Oct 3, 2009 - By the end of the second quarter of 2009, over 13% of all residential mortgage borrowers were either delinquent by 30+ days in their loan payments or were actually in the foreclosure process. In the sub-prime mortgage category, 26.52% of borrowers were delinquent in their payments contrasted with 5.44% of prime mortgage borrowers having fallen behind. Government estimates project that approximately 10 million homeowners are at risk of defaulting on their payments. From that total, the government believes almost 40% of those at risk could be helped and a potential problem avoided. A number of programs have been launched in the past several years targeted at helping distressed homeowners with very limited success to show for the effort. The Hope Now Alliance was launched in the fall of 2007 and the program successfully modified just several hundred thousand mortgages with almost half of the participants in turn having re-defaulted on their loan payments. The Hope for Homeowners program was then initiated in the summer of 2008 and after failing to make significant headway in assisting the approximately 400,000 homeowners the program was targeted to reach, the government announced plans to revamp the program. Next, in March of 2009, the Obama Administration proposed its Making Home Affordable program which was hoped to assist 7-9 million homeowners.

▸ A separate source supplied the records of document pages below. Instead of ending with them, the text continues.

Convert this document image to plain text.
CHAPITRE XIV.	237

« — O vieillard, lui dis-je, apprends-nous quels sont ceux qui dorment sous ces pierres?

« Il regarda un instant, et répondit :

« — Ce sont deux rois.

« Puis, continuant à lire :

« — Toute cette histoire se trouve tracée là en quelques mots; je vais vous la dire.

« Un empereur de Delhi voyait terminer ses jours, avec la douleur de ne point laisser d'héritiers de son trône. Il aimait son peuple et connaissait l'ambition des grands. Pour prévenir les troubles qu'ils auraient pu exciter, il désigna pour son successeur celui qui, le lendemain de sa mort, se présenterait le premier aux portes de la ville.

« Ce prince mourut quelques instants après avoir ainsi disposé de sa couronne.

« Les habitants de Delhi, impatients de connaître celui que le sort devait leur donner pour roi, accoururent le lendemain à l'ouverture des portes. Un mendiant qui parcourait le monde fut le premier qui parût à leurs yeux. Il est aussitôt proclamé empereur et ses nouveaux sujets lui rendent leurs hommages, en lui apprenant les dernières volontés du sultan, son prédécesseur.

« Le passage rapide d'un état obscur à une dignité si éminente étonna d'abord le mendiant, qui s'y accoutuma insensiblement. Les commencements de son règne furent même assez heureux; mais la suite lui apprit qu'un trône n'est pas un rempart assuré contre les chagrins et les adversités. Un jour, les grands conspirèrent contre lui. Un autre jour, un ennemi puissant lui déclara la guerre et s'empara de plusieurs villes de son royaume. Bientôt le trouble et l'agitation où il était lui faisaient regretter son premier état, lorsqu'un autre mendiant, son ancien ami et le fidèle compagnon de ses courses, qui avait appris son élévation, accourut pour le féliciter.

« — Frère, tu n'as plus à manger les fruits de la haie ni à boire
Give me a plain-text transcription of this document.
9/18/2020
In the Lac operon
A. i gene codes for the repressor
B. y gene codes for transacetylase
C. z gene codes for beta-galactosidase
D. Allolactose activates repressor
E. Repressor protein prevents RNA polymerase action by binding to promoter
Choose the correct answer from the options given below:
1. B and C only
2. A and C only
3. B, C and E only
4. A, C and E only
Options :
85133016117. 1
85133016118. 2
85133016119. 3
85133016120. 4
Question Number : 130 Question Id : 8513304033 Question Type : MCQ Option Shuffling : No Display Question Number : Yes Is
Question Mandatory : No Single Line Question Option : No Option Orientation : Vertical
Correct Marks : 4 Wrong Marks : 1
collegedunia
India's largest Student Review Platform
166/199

The lack of success realized by each of these programs can be attributed in large part to the fact that participation by the key players: the lender, mortgage servicer and the investor, has been completely voluntary. The securitization process, which converts loans into pools of mortgage bonds and then sells them off to investors, was a major system flaw contributing to the mortgage crisis and now in turn appears to be the obstacle preventing a solution. Getting all of the players involved in the process to sign off on any changes to the original terms of the mortgage is both a logistical and legal nightmare and one of the key reasons why so many homeowners remain stuck with their toxic mortgage. Homeowners are justifiably confused about the mortgage process and who controls their loan, with many borrowers believing that a polite phone call to their lender, along with a valid hardship explanation, is all that should be required for the lender to change their loan terms and save their home. The distressed homeowner sees modification as a win-win solution for both themselves and their lender and cannot understand why the lender is so slow to act. What unknowing borrowers do not realize is that this should be a simple process with their lender, notwithstanding the securitization process which brought a number of interested parties and decision-makers into their home.

The maze of players in the loan process has become so complex, compounded further by the number of bank failures and resulting mergers and acquisitions, that only a judge is truly capable of fairly sorting out the mess and assigning responsibility to determine a fair resolution for all interested parties. Judges are permitted to modify the terms of consumer debt in the course of bankruptcy proceedings, however several attempts to grant judges this same authority with regard to mortgage debt, commonly referred to as the “cram-down provision”, have ended up going nowhere in the legislature. As long as the modification process remains a voluntary one, it will also remain a protracted, painful and ultimately a very costly one while distressed properties continue to flood the market spreading the pain to all homeowners.